- États-Unis - Pologne - République tchèque
PRAGUE - La République tchèque et les Etats-Unis signeront mardi un traité relatif à l'installation d'une station radar antimissile sur le territoire tchèque malgré l'opposition que rencontre le projet dans le pays et en Russie.
Washington entend construire cette station radar au sud de Prague et installer dix missiles intercepteurs en Pologne dans le cadre d'un bouclier antimissile censé protéger les Etats-Unis et leurs alliés européens des menaces émanant d'"Etats parias" tels que l'Iran.
La secrétaire d'Etat Condoleezza Rice signera l'accord à Prague, bien que des obstacles se dressent encore sur la voie de son application.
Les pourparlers avec la Pologne ont jusqu'ici achoppé sur l'aide américaine que réclame Varsovie pour la modernisation de l'armée polonaise. Quant au traité tchèque, il est combattu par l'opposition parlementaire de gauche.

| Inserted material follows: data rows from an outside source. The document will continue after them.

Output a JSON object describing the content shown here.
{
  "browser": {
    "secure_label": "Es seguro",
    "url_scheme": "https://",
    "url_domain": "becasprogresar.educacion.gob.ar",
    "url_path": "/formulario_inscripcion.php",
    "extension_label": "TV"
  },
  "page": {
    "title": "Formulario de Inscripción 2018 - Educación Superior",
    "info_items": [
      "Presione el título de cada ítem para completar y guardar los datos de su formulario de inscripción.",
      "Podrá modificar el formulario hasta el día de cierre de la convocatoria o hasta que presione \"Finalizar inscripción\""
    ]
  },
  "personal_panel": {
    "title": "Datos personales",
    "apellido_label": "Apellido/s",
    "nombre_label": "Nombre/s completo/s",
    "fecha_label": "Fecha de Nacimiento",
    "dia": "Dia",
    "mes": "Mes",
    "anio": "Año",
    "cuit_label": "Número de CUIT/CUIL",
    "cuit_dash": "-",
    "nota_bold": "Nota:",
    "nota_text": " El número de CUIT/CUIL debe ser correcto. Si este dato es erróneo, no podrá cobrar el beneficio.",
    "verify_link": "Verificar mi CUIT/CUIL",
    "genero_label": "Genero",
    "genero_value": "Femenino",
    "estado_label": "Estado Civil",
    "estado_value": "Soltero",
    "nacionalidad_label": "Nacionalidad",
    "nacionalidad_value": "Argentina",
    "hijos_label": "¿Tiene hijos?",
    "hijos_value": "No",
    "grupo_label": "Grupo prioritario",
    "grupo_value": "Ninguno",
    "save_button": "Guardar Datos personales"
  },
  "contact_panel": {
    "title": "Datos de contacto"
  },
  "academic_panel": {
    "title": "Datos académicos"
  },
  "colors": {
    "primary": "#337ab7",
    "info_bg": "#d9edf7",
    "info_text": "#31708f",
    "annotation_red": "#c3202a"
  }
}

Selon un sondage publié en juin, 68% des Tchèques seraient hostiles au bouclier.
"La technologie à base de missiles se propage dans le monde", a déclaré à Reuters le chef de la diplomatie tchèque, Karel Schwarzenberg. "La menace n'est pas absolument critique, mais il faut se préparer à temps."
La Russie, elle, considère le bouclier comme une menace pour sa propre sécurité. Moscou a menacé de braquer ses missiles nucléaires sur l'Europe centrale si les éléments du bouclier sont déployés en Pologne et en République tchèque.
Les Etats-Unis font observer que les dix intercepteurs de missiles représentent peu de chose face à l'arsenal nucléaire russe.